According to data published by Citi Private Bank covering the vast majority of large US-based firms, the compound annual growth rate of yearly revenues between 2001-07 was 10.6 per cent and that of profit per equity partner (PEP) was 9.3 per cent.
Put differently, the average firm’s revenue more than doubled in that period, up 102 per cent, and PEP was not far behind, up by 87 per cent, even after allowing for a 22 per cent increase in equity partner ranks. Results for the UK-based firms were comparable.
These are stunning figures by any account, and alas also unsustainable. As the great US economist Herbert Stein succinctly remarked: “Trends
that can’t continue, won’t.”
We have now violently crossed from ‘can’t’ to ‘won’t’, and the Wall Street wisdom never to confuse a bull market with brains has kicked in. What, everyone wants to know, will this mean? Some of the theories being loudly or softly bruited about are: lower revenue; lower headcount; lower associate/partner leverage; drastically reduced non-equity partner ranks.

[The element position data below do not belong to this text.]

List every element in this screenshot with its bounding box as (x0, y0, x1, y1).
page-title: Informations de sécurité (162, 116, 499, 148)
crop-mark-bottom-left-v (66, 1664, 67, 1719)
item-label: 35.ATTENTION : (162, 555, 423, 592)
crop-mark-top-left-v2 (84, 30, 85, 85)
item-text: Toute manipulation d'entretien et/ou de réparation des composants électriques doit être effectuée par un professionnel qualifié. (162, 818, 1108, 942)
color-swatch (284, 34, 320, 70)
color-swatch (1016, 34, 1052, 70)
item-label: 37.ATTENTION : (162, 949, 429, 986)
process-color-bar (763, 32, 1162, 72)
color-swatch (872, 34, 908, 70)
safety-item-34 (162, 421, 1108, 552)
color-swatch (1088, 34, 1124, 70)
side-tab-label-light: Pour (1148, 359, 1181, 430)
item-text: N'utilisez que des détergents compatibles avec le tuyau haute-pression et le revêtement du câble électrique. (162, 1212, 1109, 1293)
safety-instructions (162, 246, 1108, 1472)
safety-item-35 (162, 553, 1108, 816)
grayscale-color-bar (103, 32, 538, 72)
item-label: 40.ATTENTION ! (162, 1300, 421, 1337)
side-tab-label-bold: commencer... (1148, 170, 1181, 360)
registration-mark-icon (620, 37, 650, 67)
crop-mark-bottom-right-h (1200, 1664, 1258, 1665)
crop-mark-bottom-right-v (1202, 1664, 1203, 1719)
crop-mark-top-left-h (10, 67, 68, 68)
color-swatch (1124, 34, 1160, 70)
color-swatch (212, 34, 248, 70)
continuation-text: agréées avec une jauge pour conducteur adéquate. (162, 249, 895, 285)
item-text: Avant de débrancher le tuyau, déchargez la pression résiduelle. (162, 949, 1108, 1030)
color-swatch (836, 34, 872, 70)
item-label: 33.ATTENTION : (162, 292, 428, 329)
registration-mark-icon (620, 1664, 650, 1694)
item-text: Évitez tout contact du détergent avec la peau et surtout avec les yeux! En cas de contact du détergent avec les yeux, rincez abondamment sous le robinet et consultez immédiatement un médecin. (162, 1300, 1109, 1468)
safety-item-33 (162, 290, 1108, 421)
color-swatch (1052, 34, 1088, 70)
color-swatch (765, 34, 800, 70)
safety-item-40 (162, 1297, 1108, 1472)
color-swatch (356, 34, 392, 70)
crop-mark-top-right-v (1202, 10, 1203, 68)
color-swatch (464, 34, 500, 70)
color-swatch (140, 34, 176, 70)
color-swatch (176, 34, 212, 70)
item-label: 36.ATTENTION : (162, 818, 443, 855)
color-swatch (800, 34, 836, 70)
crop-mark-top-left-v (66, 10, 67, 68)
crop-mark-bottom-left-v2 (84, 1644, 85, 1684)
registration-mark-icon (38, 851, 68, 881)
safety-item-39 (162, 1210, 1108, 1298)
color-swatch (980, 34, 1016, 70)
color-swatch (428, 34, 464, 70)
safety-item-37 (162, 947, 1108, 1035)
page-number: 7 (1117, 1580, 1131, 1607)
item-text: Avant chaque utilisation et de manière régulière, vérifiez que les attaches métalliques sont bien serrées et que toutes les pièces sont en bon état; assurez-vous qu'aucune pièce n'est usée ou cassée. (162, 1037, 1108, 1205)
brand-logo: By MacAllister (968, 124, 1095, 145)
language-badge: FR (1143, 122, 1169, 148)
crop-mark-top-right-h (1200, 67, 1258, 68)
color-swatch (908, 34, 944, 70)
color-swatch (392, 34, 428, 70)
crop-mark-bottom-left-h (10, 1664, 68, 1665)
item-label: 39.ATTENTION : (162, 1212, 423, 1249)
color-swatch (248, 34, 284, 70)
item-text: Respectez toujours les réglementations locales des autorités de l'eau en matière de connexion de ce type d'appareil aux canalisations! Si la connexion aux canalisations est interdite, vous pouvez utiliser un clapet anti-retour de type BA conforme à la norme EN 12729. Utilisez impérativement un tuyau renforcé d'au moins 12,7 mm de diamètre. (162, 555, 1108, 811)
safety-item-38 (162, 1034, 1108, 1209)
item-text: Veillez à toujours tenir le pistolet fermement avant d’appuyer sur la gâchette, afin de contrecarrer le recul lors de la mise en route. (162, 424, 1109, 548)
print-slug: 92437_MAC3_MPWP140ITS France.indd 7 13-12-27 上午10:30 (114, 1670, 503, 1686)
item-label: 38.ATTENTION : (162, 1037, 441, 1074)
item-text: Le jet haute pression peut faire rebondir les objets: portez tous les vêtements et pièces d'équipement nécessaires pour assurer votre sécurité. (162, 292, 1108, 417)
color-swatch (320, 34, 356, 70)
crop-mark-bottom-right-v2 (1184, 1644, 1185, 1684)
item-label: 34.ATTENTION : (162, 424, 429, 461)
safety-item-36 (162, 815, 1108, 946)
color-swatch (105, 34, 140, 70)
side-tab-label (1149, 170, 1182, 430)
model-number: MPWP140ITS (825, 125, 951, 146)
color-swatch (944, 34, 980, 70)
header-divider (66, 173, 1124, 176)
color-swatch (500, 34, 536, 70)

Note how these all add up to smaller firms – do you detect an emerging consensus?
There’s more: a clean sheet of paper and rethink of the associate career path – compensation, advancement, and professional development included; alternatives to the invincible billable hour finally, really and truly, gaining traction with clients in the marketplace; a diversification of practice areas away from the profoundly compromised financial services sector; searching questions posed about the supposed inevitability and pace of globalisation.

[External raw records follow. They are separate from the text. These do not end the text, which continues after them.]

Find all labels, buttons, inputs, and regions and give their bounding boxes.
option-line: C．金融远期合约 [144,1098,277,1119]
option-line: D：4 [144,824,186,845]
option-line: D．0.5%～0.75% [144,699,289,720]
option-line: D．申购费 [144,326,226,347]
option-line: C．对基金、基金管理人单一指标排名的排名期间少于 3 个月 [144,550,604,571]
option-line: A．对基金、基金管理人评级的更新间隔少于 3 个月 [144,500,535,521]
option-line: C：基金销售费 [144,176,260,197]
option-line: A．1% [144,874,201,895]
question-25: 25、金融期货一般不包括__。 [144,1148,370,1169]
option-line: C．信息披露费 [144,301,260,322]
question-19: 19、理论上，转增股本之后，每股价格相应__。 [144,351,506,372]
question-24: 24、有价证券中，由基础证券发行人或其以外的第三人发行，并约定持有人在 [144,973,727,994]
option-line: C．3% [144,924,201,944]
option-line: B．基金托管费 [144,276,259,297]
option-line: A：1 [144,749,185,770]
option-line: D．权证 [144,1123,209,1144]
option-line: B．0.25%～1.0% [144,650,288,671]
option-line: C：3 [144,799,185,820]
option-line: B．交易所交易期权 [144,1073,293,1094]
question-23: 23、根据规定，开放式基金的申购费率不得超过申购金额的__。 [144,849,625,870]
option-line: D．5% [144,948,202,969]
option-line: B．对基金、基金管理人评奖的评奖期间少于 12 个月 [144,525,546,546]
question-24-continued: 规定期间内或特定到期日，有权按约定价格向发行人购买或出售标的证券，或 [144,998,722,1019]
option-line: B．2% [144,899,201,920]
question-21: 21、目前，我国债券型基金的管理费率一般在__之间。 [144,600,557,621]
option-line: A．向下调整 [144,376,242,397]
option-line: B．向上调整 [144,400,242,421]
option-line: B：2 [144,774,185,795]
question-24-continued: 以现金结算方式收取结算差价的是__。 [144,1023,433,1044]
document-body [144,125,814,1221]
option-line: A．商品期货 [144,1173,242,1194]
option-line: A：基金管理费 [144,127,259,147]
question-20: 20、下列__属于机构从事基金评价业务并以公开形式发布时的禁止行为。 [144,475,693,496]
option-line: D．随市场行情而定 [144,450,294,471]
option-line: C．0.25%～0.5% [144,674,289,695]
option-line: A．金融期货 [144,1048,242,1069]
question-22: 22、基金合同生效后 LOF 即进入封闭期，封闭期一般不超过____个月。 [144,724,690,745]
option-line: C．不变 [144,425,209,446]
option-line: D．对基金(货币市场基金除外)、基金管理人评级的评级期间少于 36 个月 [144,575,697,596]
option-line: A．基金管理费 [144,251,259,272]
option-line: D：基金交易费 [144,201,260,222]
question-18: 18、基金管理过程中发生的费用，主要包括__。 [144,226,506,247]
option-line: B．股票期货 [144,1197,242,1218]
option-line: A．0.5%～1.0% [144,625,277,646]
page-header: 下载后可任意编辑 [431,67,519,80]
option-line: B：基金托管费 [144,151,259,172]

If you’re looking for my thoughts on which of these may kick in sooner, later, strongly or mildly, stop reading now. Because I believe another issue overrides all of these speculative future paths for our industry.
That issue is leadership – your firm’s leaders will be tested as never before. None of us has lived through anything remotely like now and the quality of leadership will distinguish winners from losers, those firms that seize opportunity in the face of peril from those that freeze in uncertainty.
Never has visibility been so low. Never has the cacophony of competing demands been so deafening. And never has their been more need for great and visionary leaders to step forward.
So if I could ask you only a single question in pursuit of seeing your firm emerge on the other side more capable and competitive externally and more united and vigorous internally, it would be: Do you have the right people at the top?
How, you ask in return, can you tell? By these criteria – bold and even inspiring vision for the firm combined with personal modesty and humility; a collaborative and open mind and a propensity for agility over resolves; energy and clear-eyed optimism combined with unyielding rejection of the wishful and the superficial.
Tomorrow will not resemble yesterday. Do you have the right horse for the new course?